In der vergangenen Woche legten SPD und Linke einen Gesetzentwurf vor. Der Landtag votierte am Donnerstag in Potsdam mit den Stimmen der rot-roten Regierungsfraktionen und der Grünen für diese Änderung des Wahlgesetzes. Gelten soll sie von 2020 an, also erst nach der Landtagswahl in diesem Herbst. Begonnen hat die Diskussion über dieses Gesetz in Potsdam schon vor einem Jahr mit einer Initiative der Grünen-Landtagsfraktion, die weitergehende Regelungen vorschlugen und auch die Direktkandidaten quotieren wollten. Ihre Initiative fand viel Zustimmung, stieß aber auch auf Kritik. Zudem ist sie juristisch umstritten. Ein Gutachten des Parlamentarischen Beratungsdienstes des Landtages, das auf Antrag der AfD-Fraktion erstellt wurde, kam im vergangenen Herbst zu dem Schluss, dass der Entwurf aus gleich mehreren Gründen verfassungswidrig sei. So verstoße er unter anderem gegen das Verbot einer Ungleichbehandlung wegen des Geschlechts und auch gegen das Gebot der Gleichheit bei einer Wahl. Auch werde das Recht der Parteien beschränkt, Bewerber nach ihren Vorstellungen auszuwählen.

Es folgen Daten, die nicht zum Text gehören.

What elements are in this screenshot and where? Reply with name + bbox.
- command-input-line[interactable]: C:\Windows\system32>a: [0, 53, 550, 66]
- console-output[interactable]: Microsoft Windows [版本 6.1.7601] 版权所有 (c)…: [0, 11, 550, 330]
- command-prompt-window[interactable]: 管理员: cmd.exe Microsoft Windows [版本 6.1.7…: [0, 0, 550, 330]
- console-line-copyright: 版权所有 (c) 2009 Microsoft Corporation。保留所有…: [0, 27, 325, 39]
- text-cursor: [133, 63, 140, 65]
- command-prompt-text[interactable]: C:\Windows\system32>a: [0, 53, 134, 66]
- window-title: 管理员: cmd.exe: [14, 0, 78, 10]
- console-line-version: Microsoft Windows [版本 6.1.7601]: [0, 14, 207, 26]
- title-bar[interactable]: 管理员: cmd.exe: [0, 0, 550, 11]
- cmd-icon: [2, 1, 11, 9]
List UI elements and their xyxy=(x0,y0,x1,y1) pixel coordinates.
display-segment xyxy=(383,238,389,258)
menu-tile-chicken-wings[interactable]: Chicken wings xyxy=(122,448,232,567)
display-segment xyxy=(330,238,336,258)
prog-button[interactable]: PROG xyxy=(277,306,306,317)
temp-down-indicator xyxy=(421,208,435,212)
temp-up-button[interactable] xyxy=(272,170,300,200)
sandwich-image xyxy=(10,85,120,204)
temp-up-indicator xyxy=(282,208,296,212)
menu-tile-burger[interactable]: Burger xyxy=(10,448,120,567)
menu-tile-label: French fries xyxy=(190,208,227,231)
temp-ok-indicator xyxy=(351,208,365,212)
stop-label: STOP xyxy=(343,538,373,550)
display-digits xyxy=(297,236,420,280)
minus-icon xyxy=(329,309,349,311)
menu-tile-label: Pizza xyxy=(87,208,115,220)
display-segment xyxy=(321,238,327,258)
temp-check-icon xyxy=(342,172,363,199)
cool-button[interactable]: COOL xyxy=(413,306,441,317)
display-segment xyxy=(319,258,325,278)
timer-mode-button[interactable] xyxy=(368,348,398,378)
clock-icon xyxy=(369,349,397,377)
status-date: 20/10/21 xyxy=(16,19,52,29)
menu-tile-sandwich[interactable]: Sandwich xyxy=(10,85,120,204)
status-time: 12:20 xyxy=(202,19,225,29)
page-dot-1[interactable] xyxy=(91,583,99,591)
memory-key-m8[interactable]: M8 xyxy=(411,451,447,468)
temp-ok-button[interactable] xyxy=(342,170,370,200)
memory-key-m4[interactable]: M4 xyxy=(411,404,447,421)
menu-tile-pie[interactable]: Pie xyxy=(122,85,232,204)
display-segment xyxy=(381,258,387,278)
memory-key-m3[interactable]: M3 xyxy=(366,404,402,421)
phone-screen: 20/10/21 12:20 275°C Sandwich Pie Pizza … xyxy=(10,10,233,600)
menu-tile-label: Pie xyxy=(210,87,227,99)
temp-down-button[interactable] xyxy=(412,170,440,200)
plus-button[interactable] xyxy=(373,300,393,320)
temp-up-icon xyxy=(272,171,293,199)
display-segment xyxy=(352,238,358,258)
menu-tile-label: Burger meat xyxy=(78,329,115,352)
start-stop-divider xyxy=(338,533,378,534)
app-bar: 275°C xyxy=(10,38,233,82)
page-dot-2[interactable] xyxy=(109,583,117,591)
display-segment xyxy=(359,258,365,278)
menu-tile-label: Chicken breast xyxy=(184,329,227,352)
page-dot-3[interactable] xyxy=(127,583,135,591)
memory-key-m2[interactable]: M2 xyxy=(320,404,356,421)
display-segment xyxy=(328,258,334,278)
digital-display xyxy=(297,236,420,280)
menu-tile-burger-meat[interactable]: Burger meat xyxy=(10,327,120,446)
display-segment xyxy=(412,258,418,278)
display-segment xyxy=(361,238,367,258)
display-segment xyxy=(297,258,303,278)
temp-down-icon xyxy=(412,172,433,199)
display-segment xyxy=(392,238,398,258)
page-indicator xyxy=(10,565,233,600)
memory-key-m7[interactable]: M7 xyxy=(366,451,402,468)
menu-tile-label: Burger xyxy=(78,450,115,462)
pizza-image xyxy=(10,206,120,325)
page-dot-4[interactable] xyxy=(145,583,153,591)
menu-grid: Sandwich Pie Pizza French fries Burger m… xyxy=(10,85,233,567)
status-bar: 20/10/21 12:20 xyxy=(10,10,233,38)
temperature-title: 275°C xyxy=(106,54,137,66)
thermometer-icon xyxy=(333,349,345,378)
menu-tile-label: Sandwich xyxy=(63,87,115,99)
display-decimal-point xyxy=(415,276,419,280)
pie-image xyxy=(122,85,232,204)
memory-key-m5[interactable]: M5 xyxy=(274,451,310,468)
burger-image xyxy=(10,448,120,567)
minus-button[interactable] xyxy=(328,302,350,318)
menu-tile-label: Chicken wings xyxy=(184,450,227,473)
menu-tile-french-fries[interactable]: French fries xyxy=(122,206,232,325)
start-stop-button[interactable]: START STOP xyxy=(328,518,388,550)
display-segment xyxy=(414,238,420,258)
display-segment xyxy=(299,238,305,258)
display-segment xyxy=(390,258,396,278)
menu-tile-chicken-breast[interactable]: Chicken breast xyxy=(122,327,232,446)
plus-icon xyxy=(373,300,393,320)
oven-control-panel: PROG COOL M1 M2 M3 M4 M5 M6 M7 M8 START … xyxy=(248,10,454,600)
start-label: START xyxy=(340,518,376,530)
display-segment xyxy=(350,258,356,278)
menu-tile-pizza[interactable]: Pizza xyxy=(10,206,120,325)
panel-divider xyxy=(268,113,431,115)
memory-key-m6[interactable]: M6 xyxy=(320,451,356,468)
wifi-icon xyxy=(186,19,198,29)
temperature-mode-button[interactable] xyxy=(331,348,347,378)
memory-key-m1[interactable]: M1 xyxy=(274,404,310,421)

SPD und Linkspartei haben den Entwurf der Grünen nun abgemildert und bezogen zudem anders als die Grünen die Direktkandidaten nicht ein. Die Angelegenheit sei juristisches Neuland, sagt die SPD-Politikerin Geywitz zu dem Gesetz und sieht die Bestrebung ganz im Sinne der Verfassung. Einerseits gehe es zwar darum, wichtige Grundrechte zu achten. Aber es gebe, so betont Geywitz, eben auch den Auftrag an den Staat laut Artikel 3 des Grundgesetzes: Demnach soll der Staat die Durchsetzung der Gleichberechtigung von Frauen und Männern fördern und auf die Beseitigung bestehender Nachteile hinwirken. Deshalb sehen sie und die anderen Befürworter das Gesetz ganz im Sinne der Verfassung angelegt.
Es gab heftigen Widerspruch im Parlament. Der CDU-Innenexperte Björn Lakenmacher sprach bei der Beratung im Innenausschuss vor einer möglichen Staatskrise, weil es gegen die Regelung erhebliche verfassungsrechtliche Bedenken gebe. Wörtlich sagte er: "Wenn nach dem Inkrafttreten Neuwahlen notwendig würden und die Verfassungsgerichte noch nicht abschließend entschieden haben, hätten wir eine veritable Staatskrise."
Ihr Gesetz sei in Übereinstimmung mit den verschiedenen Vorgaben, sagt dagegen die Sozialdemokratin Geywitz, "wir haben uns sehr angestrengt und die mildesten Mittel gewählt". Geywitz erwartet dennoch Verfassungsklagen von Gegnern - sie seien "eher hilfreich als schädlich". Man könne viele Meinungen und Gutachten einsammeln, "aber entscheiden kann nur ein Verfassungsgericht, dann wäre das ein für allemal geklärt". Schon jetzt werde das Vorhaben in anderen Landtagen und von Bundesjustizministerin Katarina Barley mit viel Sympathie verfolgt. "Ich denke mal", sagt Geywitz, "dass sich viele andere Parlamente sehr motiviert fühlen werden."